The SERTE acronym used to refer to: Service d'Exploitation Radio Télévision Extérieur (in English, Foreign radio and television operation center).

A brief history of SERTE:
- 1947: creation of Centre des Liaisons Radio-Électriques - CLR
- 1962: first satellite transmission operated at CLR
- 1980: CLR becomes SERTE, the national center, then international, for television and radio transmissions
- 1989: incorporation to the France Télécom group
- since 1980: it is one of the prime international hub for television and radio transmissions, either via satellite and terrestrial telecom networks
- 2002: GlobeCast is incorporated, including the technical operation center in Paris, rue des Archives (ex-SERTE)
- 2025: the technical facility of Globecast in Paris, Rue des Archives (previously known as SERTE) is closed.
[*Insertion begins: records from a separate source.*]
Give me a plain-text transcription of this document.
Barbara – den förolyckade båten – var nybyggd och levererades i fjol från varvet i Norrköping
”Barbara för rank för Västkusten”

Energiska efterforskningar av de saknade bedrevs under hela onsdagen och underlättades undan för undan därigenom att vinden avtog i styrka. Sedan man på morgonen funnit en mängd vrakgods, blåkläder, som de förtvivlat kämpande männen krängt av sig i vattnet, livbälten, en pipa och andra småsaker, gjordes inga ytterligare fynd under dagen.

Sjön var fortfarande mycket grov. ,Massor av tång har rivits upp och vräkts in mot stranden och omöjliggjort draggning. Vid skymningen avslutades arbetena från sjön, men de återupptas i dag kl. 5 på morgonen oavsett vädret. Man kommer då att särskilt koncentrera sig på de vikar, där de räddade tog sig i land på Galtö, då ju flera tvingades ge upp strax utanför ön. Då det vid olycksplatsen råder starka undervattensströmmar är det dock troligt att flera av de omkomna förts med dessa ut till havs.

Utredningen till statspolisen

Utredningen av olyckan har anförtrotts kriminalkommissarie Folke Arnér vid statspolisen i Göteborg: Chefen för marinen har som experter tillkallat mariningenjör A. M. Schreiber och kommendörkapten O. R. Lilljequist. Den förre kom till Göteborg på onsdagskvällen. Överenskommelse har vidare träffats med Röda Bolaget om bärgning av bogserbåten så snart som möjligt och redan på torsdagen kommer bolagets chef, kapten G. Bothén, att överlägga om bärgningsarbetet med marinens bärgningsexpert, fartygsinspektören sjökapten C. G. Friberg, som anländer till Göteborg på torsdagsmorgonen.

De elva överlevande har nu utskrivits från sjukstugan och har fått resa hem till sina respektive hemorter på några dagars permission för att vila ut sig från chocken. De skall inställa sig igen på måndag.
Operations are partially moved to public cloud and to Globecast datacenter in its facility of Saint-Assise (in Seine-Port). Employees are relocated to its headquarter’s office in Issy-les-Moulineaux.

== Digital cinema ==
In France, Globecast operates a service to deliver digital film copies (DCP) to theaters via terrestrial telecom networks.

== World TV and MyGlobeTV ==

In the US, Globecast operated a television bouquet via satellite under the name World TV and an internet television bouquet under the name MyGlobeTV.